What can I say? I'm disappointed, but only b/c I didn't get the experience of a vaginal birth. I got a beautiful girl, and my first major surgery. Must've had great docs, because recovery has been a breeze. Truthfully, I feel like a lot of the literature I read about the ideal of a natural birth actually worked to make me feel a bit ashamed of having a c-section- and I might not have felt that way if I hadn't read them. Really, can there be any shame in following medical advice for the health of your unborn infant? No. There shouldn't be. But the focus on natural birth (believe me- that was my goal), does throw a really negative light on anything but, and this idea that you have to "grieve the loss of your ideal birth" seems wrong. Am I less of a woman for having a c-section? What's to grieve when the product is a healthy, beautiful baby?
Enough of that. Not my ideal situation. But like my yoga instructor told the class, "The only guarantee in birth is that the baby comes out." And thank god for that.
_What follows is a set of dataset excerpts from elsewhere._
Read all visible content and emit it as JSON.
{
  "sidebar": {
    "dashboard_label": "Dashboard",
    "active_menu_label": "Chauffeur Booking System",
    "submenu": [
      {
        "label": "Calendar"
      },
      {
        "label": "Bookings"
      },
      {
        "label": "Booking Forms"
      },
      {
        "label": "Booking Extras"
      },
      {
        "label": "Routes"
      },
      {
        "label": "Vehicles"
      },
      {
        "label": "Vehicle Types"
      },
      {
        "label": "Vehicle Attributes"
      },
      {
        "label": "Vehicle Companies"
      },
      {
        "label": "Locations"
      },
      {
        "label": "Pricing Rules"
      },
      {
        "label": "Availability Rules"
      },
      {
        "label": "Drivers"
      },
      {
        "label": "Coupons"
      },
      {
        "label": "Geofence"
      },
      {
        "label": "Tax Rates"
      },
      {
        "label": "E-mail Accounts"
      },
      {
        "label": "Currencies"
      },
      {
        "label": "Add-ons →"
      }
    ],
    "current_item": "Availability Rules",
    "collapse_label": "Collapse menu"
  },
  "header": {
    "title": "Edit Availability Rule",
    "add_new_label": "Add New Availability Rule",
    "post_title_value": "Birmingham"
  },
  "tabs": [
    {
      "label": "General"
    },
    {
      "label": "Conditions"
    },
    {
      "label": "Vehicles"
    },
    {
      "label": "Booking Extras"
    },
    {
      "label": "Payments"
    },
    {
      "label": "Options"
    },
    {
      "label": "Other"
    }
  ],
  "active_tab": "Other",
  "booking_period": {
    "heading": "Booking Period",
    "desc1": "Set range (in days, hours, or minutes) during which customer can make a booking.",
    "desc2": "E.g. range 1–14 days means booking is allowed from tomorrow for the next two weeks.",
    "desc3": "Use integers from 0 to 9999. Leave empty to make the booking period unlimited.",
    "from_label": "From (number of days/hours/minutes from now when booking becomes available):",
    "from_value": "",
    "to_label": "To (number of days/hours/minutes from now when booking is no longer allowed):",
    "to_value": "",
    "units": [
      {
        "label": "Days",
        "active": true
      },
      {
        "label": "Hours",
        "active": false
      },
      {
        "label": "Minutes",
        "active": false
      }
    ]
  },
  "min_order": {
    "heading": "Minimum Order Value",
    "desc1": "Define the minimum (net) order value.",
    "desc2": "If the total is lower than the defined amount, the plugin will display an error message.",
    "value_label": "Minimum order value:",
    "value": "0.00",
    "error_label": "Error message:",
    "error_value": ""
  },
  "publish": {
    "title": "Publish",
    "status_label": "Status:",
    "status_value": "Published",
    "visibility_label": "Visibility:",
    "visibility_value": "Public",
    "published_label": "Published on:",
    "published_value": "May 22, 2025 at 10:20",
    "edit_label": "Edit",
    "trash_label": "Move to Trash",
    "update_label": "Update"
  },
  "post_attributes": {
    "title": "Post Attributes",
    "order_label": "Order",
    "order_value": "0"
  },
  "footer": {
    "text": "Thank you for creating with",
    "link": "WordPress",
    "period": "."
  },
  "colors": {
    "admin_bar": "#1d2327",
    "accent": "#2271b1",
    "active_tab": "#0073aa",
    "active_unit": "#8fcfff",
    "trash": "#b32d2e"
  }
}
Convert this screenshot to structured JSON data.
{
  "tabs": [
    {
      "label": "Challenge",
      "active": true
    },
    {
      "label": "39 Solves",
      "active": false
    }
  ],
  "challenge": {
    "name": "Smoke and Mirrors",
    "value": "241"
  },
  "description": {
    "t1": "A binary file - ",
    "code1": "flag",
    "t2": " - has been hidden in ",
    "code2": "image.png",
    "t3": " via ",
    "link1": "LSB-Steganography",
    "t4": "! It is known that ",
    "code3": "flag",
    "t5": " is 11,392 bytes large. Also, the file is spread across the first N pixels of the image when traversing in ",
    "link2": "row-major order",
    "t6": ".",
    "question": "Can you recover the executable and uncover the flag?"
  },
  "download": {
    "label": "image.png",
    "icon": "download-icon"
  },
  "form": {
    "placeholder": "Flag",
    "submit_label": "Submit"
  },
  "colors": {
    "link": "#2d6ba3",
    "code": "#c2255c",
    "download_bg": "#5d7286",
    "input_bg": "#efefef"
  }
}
There is a beautiful story in this mess of modern medicine. My water broke a MONTH early! My due date was July 1. There is no earthly reason she should've been born so early. I had the world's least eventful pregnancy. Pathology on my placenta showed no infection or other possible reason for a premature labor. By the time I had my daughter, it was 2:08 am on June 1. Now, as many of you know, my mom died of ovarian cancer about 6 years ago. Her name was June. My daughter, Aleida June, was always going to have her name for a middle name. I always harbored some hope that she would also be born in the month of June (though really, I was thinking more like June 29 or 30th). But, she was born instead, on my mom's birthday. How amazing and meaningful is that? The ONLY reason this baby should've come early is to be born on her late grandma June's birthday.